エスター ファースト・キル (2022):映画短評
エスター ファースト・キル (2022)ライター4人の平均評価: 3.5
殺りくホラーに終わらない、続編の頼もしき気概
前作のようなエスターのホームインベージョンをなぞるだけかも……という不安は、中盤で吹っ飛ぶ。詳しくは見て欲しいが、このヒネリはナイス。
すでに観客はこの娘が危険であることを知っているので、殺りく描写は序盤から遠慮なし。ここで彼女の手ごわさをしっかり描いていることが、“ヒネリ”後のドラマにも効いてくる。 “フリーク(=バケモノ)”と呼ばれざるをえないエスターの不幸を伝える意味でも、上手い。
インターポールのヒット曲“Evil”が、なぜその場面に!?……と思ったが、見終わって納得。前作以外の前情報を、極力シャットアウトして見てみて欲しい。
今度はエスターが絶体絶命のピンチに!?
前作で触れられたエスターの過去を描く前日譚。エストニアの精神病院を脱走したエスターが身分を偽り、4年前に行方不明となったアメリカの大富豪の娘として家族のもとへ送り届けられる。既に観客は彼女の正体を知っていることが大前提なので、早くも初っ端からエスターの凶悪なサイコパスっぷりが炸裂。このままどうやって話を進めていくのかと思ったら、まんまと居座った大富豪一家がとんでもない秘密を抱えた激ヤバなファミリーだった。なるほど、そうきましたか(笑)。まさか「エスター、頑張れ!」と応援したくなるとは思わなんだ。とはいえ、前作以上に容赦のない胸糞なストーリーゆえ、恐らく好き嫌いはハッキリと分かれるだろう。
かなり曲芸的なアレンジで攻めてくる
第1作の設定がかなり大胆で、しかも1回しか使えないオチなので、そもそも続編は可能なのかと思ったら、まったく別の角度から、かなり曲芸的なアレンジで攻めてくる。とはいえ、監督は『ザ・ボーイ』シリーズのウィリアム・ブレント・ベル、脚本家はTV版「スクリーム」やTV「ロア 奇妙な伝説」のデヴィッド・コッゲシャル。このジャンルとは縁が深い面々ならではの安定の味わい。

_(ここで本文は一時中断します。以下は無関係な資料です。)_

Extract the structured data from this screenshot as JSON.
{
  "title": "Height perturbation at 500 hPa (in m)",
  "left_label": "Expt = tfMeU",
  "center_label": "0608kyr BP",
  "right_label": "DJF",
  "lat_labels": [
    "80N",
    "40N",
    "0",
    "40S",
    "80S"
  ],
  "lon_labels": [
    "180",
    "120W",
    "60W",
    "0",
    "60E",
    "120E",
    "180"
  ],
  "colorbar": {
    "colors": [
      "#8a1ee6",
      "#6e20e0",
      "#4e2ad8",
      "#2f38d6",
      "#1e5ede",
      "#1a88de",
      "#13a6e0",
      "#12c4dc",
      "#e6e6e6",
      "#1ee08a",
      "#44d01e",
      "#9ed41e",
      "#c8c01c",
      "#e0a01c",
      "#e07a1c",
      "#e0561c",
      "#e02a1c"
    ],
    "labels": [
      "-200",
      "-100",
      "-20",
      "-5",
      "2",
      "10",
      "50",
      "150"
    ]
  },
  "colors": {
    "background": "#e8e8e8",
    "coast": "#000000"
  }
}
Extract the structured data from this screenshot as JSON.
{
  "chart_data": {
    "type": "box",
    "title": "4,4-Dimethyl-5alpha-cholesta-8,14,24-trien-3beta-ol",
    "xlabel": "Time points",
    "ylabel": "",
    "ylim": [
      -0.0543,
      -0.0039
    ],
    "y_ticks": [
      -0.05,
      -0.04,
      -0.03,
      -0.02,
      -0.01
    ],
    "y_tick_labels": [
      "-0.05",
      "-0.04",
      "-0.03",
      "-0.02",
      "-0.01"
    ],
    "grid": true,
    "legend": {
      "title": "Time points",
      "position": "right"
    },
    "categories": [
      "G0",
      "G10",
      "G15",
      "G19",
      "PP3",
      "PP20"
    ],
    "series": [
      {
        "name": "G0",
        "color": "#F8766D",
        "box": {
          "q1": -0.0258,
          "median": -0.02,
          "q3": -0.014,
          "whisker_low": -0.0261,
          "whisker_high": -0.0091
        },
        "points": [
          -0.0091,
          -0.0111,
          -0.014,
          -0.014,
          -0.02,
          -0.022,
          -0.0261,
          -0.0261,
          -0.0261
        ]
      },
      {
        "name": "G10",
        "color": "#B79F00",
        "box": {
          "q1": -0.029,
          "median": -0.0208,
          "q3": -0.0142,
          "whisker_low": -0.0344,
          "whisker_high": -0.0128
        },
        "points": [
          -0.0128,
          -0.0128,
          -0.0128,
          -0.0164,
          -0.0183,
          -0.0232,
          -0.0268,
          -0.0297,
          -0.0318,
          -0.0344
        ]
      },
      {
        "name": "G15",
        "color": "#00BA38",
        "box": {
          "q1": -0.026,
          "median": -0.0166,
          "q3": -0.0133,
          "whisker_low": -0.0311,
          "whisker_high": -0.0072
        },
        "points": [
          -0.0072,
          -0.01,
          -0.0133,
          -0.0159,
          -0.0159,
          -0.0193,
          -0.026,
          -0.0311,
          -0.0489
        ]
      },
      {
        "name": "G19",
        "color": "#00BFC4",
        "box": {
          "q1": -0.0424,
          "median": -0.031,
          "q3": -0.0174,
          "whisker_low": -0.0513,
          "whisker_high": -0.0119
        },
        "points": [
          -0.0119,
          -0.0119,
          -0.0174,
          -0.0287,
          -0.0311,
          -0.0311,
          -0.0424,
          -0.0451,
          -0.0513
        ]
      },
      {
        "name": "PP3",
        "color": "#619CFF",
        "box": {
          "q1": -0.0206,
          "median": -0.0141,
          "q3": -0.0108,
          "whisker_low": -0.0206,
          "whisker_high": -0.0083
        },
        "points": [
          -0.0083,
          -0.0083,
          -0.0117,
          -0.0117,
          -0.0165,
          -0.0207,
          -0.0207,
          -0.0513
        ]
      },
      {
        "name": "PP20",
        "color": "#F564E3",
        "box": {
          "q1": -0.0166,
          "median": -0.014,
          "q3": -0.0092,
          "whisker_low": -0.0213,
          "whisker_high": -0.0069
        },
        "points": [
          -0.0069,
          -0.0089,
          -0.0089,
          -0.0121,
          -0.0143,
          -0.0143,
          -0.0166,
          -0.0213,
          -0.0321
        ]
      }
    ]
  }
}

また、今回はエスターの心情に寄り添う描写があるのもポイント。エスターの行動は凶暴さを増すが、同時に、どこに行ってもどの集団にも一時的にしか所属することが出来ず、常に異形の者としてしか存在できないエスターの哀しみと怒りも伝わってくる。
最恐の養母との攻防戦
前作でのエスターにまつわる衝撃の真実(正体)を踏まえての前日譚。それだけに、脚本作りは困難を極めたと思われるが、前作の正統なホラーテイストとは異なる、いわゆるキャラありきのバトル系へと方向転換したのは正解といえる。そのため、冒頭の精神病院からエスター無双状態であり、13年ぶりに同じ役に挑んだイザベル・ファーマンの役者魂とシンクロしていく。彼女と対する新たな養母ジュリア・スタイルズという構図もなかなか興味深く、彼女の巧さもあって、今回のネタバレ以降に展開されるブラックコメディのような攻防戦も生きてくる。そこで流れるマイケル・センベロ「マニアック」の選曲に、★おまけ。